El segundo partido es el de las inversiones: atraer capitales dispuestos a invertir en la producción real de bienes, antes que en la especulación bursátil. Pero las nuevas tecnologías y la expansión financiera han acrecentado exponencialmente la capacidad extorsiva del capital: para que se digne a invertir en empresas reales, exige reducciones impositivas, bajos salarios, condiciones laborales de superexplotación (eufemísticamente llamadas «flexibles»), etc. O invierten en otro sitio, o no invierten (siempre pueden refugiarse en el pujante sistema financiero, que se reproduce, sobre todo, en base a las deudas públicas que pagamos todos pero sólo gozan algunos). Quienes viven de su salario o de su trabajo no juegan este partido. No tienen ahorros que invertir, o los tienen en cantidades insignificantes.
Por último está el partido de la ciudadanía, exageradamente llamada democracia.

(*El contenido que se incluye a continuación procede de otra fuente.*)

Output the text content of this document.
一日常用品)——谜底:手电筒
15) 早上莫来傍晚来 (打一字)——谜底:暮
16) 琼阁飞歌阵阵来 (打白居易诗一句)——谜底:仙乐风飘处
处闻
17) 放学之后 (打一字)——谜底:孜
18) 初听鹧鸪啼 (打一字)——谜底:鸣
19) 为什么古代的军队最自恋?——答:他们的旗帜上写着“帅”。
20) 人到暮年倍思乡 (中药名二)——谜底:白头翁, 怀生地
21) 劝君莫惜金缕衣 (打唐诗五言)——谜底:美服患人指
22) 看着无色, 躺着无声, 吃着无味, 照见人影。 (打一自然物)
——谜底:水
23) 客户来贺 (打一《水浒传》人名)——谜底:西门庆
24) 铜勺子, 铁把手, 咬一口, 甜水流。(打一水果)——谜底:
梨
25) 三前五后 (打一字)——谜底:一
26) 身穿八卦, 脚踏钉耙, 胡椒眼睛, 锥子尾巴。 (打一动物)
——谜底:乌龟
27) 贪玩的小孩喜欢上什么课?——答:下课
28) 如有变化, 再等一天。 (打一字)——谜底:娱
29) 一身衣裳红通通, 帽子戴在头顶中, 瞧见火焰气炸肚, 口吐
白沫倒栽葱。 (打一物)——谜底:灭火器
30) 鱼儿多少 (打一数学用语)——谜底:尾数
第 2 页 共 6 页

Allí las clases populares juegan, desde luego. Pero las clases propietarias también lo hacen. Los trabajadores son numéricamente mayoría, pero las campañas electorales requieren dinero –mucho dinero–, y el dinero lo aportan las empresas y los capitalistas. Este partido, sin embargo, hay que jugarlo, y a diferencia de los anteriores no se sabe de antemano quién podría ganarlo. Sin embargo, y aún cuando los sectores populares pudieran obtener una victoria en este tercer partido, ya han perdido en los dos restantes. En el mejor de los casos, haciendo todo bien y con viento a favor, lo único que se consigue es perder por menos diferencia. Y la condición económica que hace posible «perder por menos» es el crecimiento económico… el mismo crecimiento que –hoy está claro– está destruyendo el planeta. Entre tanto, las desigualdades se disparan, la miseria se resiste a desaparecer y quienes viven en el lujo y el derroche pregonan austeridad con la misma hipocresía con la que ellos y ellas, que tienen una cómoda vida asegurada por generaciones, alaban las virtudes de la incertidumbre.
Es imperioso salir de este círculo vicioso y ecológicamente autodestructivo. Las políticas «progresistas» que nos proponen –pero rara vez alcanzan– lustros con tasas de crecimiento superiores al 5% para reducir unos puntos porcentuales la pobreza (mientras la riqueza se concentra cada vez más) son una estafa. Lo que necesitamos no son políticas «contra la pobreza» ni objetivos (a los que luego se renuncia sin mayor escándalo) de «pobreza cero».
Lo que necesitamos, en bien de los trabajadores y en bien de la naturaleza, es atacar al capital y la riqueza privada. No necesitamos más riqueza, sino una riqueza mejor distribuida. No más capital, sino medios de producción colectivizados. Para ello es necesario democratizar en serio, es decir, socializar, colocar bajo la soberanía popular no sólo la administración del estado, sino también el control del sistema de crédito y las inversiones. Y no habría que perder mucho tiempo: el planeta ya no resiste la endiablada lógica expansiva de un sistema social depredador. Dejemos de soñar con el crecimiento: la sustentabilidad es mucho más importante y vital. No nos engañemos más con anhelos de desarrollo: la igualdad es un objetivo mucho más importante y accesible. Volvamos a llamar a las cosas por su nombre: al empleador, explotador; al banquero, usurero; al rentista, parásito; a los «mercados», clase capitalista. Y a los cambios necesarios, revolución.
[*] Extracto del libro La revolución: revisión y futuro (Red Editorial, 2020).